Connections are important. Whether we are connecting with friends, family, colleagues, or potential new business, it's human nature to form “ties.” Ties can be defined as the interconnectedness of your social network. Personal network and professional network combined, your social network is everyone in your life who you are connected to; everyone in your life who you have ties with.
Just like it’s human nature to form these ties, its also human nature to put a greater amount of focus on strong ties: ties that are deep connections with people who can greatly benefit you. We are taught early in our professional career to form strong ties with thought leaders in our industry, our industry colleagues, and our industry peers.
What better way to get ahead than to build out a network that resembles the rungs of a ladder? Constantly moving up, they say.
Strong ties are great. They allow you to entrench yourself within a chosen career path, and allow you to collaborate with people who have deep respect for you. Strong ties have helped cofounders start some of the most successful companies on the planet and have helped professionals all over the globe get ahead. It’s all about who you know, ya know?
But in the same vein as my last post on the benefit of knowledge vs naiveté, what if I told you that weak ties were just as important as strong ties, if not more so?
Weak ties, although they don’t necessarily build the deep trust that comes along with strong ties, give us an interconnected worldview and allows us to connect the dots between different industries. They also give us a new perspective to look at our own industry.
Since strong ties are deep connections with people who can greatly benefit you, weak ties can be defined as connections that may not be directly beneficial, but are mentally stimulating and cause us to look at the world with fresh eyes. Weak ties, as important as strong ties, can directly affect your thought process, which in turn effects your creativity, innovation, and ultimately your success and happiness.
If you were in the tech sector, an example of a strong tie would be your mentor, who is the CEO of a tech startup. An example of a weak tie would be the friend of a friend who runs an educational non-profit. You can inherently see how your CEO mentor is an important strong tie; your current career path will be directly benefitted by having him in your people network.
The importance of your weak tie is a little harder to see, but is just as impactful. Although you may not be interested in an education non-profit, maybe you find out that it’s an underserved market for tech. Maybe there is a product or service that you can create around your interaction with this weak tie.
Martin Ruef, a sociologist at Princeton, has investigated the impact of weak ties, and his findings - by now - shouldn’t surprise you. Ruef began his investigation by interviewing 776 graduates of Stanford Business School, all of whom had gone on to become entrepreneurs. He wasn’t interested in their business acumen, however. He was interested in their social networks. What he found was that most of them had normal social networks comprised of strong ties with like-minded people.
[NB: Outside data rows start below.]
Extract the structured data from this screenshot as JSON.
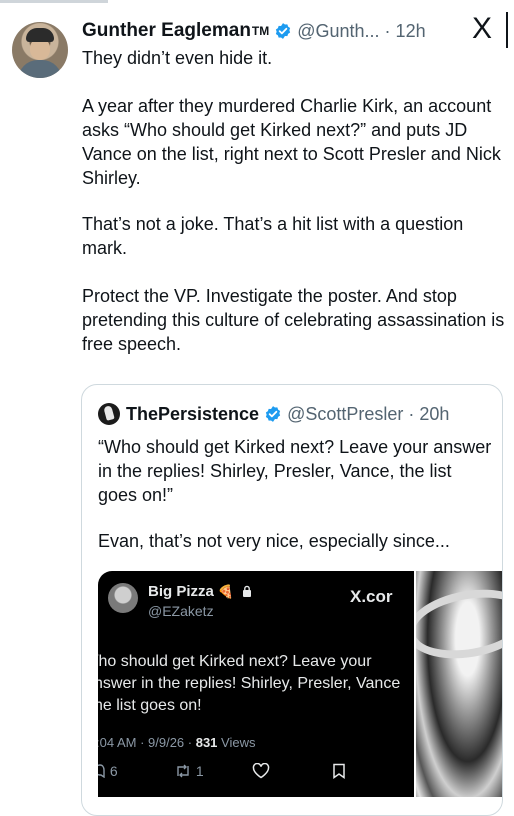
{
  "tweet": {
    "display_name": "Gunther Eagleman",
    "tm": "TM",
    "handle_time": "@Gunth... · 12h",
    "platform_mark": "X",
    "paragraphs": [
      "They didn’t even hide it.",
      "A year after they murdered Charlie Kirk, an account asks “Who should get Kirked next?” and puts JD Vance on the list, right next to Scott Presler and Nick Shirley.",
      "That’s not a joke. That’s a hit list with a question mark.",
      "Protect the VP. Investigate the poster. And stop pretending this culture of celebrating assassination is free speech."
    ]
  },
  "quoted": {
    "display_name": "ThePersistence",
    "handle_time": "@ScottPresler · 20h",
    "paragraphs": [
      "“Who should get Kirked next? Leave your answer in the replies! Shirley, Presler, Vance, the list goes on!”",
      "Evan, that’s not very nice, especially since..."
    ],
    "media": {
      "display_name": "Big Pizza",
      "handle": "@EZaketz",
      "x_link": "X.cor",
      "lines": [
        "/ho should get Kirked next? Leave your",
        "nswer in the replies! Shirley, Presler, Vance",
        "ne list goes on!"
      ],
      "meta_time": ":04 AM · 9/9/26 · ",
      "views_count": "831",
      "views_label": " Views",
      "reply_count": "6",
      "repost_count": "1"
    }
  },
  "colors": {
    "text": "#0f1419",
    "secondary": "#536471",
    "verified": "#1d9bf0",
    "border": "#cfd9de"
  },
  "icons": [
    "verified-badge-icon",
    "x-logo-icon",
    "pizza-icon",
    "lock-icon",
    "reply-icon",
    "repost-icon",
    "like-icon",
    "bookmark-icon"
  ]
}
“This isn’t particularly surprising,” Ruef reflects, “we all naturally self-segregate, choosing to spend time with people who are just like ourselves.”
But, he discovered that a small subset of the entrepreneurs he interviewed had cultivated a social network filled with weak ties and unlikely relationships. These entrepreneurs were the types of people who chatted with industry professionals and random strangers at Starbucks alike, putting importance on each type of tie. Ruef then looked into what he determined as a barometer of innovation - trademarks and patents - and found that entrepreneurs with social networks full of weak ties were three times more innovative than people with networks filled with strong ties.
If this doesn’t make you think, you obviously weren’t reading it. Turn off that YouTube video!
What Marin Ruef’s study shows us is that weak ties in our social network are important, almost exclusively so. Weak ties, much like knowledge and naiveté, open our eyes and expand our world view; they not only help us connect the dots, but give us the dots to connect. A social network filled with strong ties give us a web of support, and the addition of weak ties to our social network give us increased creativity, more innovation, and a stronger sense of happiness and purpose.
Hey, your net worth is directly tied to your network. It’s never too soon to start talking to the person behind you at Starbucks (Sorry San Franciscans, insert name of your locally owned organic coffee shop here).
- Strengthen your network with weak ties
- We place high value on strong-ties, but we should also be cultivating weak-ties
- While strong ties give us a sense of support, weak ties give us creativity and innovation
- Remember: your net worth is directly tied to your network; start talking to random people now!